Mr. Arzberger spoke of his musical career; his loneliness in the United States since his passport was seized, preventing him from returning home to his wife; and his fears that his inability to rejoin the Leipzig String Quartet, which was founded in 1988 and plays more than 100 concerts a year, will hurt his colleagues. The quartet has found other violinists to fill in for him, but some presenters are beginning to cancel the group’s concerts, including Wigmore Hall in London, which discreetly announced that its June 27 concert had been canceled “due to unforeseen circumstances.”
“You’re alone, and you get more and more alone,” he said, in accented English. Mr. Arzberger said he was preparing to sell one of his violins — a Lavazza made in Milan in 1725 — to help cover his mounting legal fees.

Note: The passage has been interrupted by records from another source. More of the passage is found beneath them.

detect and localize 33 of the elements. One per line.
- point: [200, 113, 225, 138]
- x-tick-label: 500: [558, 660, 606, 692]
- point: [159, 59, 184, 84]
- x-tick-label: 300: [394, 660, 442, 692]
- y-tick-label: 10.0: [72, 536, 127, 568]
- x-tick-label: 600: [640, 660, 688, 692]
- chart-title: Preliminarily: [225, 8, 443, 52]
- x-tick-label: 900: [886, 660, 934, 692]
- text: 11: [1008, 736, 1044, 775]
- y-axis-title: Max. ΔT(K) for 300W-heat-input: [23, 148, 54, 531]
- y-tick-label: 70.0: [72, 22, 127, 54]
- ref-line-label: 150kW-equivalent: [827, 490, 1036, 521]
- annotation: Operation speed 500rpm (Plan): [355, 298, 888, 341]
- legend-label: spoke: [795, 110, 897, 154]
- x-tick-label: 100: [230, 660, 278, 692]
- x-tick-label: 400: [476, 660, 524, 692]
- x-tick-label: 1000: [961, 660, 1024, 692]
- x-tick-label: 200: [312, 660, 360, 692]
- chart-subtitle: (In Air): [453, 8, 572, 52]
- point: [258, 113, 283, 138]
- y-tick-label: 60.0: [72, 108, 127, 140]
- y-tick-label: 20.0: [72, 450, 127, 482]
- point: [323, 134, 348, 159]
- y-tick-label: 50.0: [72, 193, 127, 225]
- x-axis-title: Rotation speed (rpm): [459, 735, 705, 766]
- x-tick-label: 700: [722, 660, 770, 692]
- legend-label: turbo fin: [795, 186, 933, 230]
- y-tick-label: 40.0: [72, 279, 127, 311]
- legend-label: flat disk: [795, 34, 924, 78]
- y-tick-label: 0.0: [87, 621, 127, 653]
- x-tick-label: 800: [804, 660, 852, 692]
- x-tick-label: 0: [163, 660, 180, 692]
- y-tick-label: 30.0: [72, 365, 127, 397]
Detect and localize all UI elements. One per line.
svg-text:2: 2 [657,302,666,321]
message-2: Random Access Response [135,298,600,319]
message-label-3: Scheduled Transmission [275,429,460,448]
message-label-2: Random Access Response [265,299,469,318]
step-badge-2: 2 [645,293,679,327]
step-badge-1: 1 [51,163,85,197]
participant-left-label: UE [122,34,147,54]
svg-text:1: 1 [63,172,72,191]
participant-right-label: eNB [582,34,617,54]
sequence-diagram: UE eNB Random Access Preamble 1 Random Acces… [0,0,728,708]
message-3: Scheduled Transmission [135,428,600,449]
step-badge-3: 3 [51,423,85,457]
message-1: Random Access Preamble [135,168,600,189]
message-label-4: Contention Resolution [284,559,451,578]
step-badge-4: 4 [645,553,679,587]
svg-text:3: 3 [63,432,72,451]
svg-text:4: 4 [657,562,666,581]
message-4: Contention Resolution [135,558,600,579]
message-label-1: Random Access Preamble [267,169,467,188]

Ms. Robinson declined an interview request through her lawyer. But her lawsuit says that she has suffered “pain, shock and mental anguish” because of the attack and that “these injuries and their effects will be permanent.”
Mr. Arzberger said that he was grateful to all the musicians who have stood by him. Some are planning a concert for his benefit in Leipzig; others have donated to his defense fund; and some, including Mr. Masur, have written testimonials to his character.
“I hope he can be released as soon as possible to return and fulfill his duties as a leading musician and a member of his string quartet,” Mr. Masur wrote.
Mr. Arzberger said that he had been dismayed by how he has been portrayed in the media coverage his case has received. “I could be a rock musician or something like that — destroying hotel rooms, or taking drugs or excessive alcohol,” he said. “No, it’s different.”
Both Mr. Arzberger and the string quartet have taken to social media in his defense. After the arrest, the quartet, which is continuing to support him, wrote a brief post on its Facebook page that described Mr. Arzberger as “the victim of a crime” and ended, “Stefan, we are with you!”
The post upset some people, including one who wrote in a comment: “No mention of the actual victim? A woman was seriously assaulted by your Stefan. I am definitely NOT with him!”
Now Mr. Arzberger, who said that it had been a struggle to learn the American criminal justice system and its vocabulary, is preparing for his next court date, Thursday in State Supreme Court. As he left the lunch, he said he was really hoping to find some musicians to play with.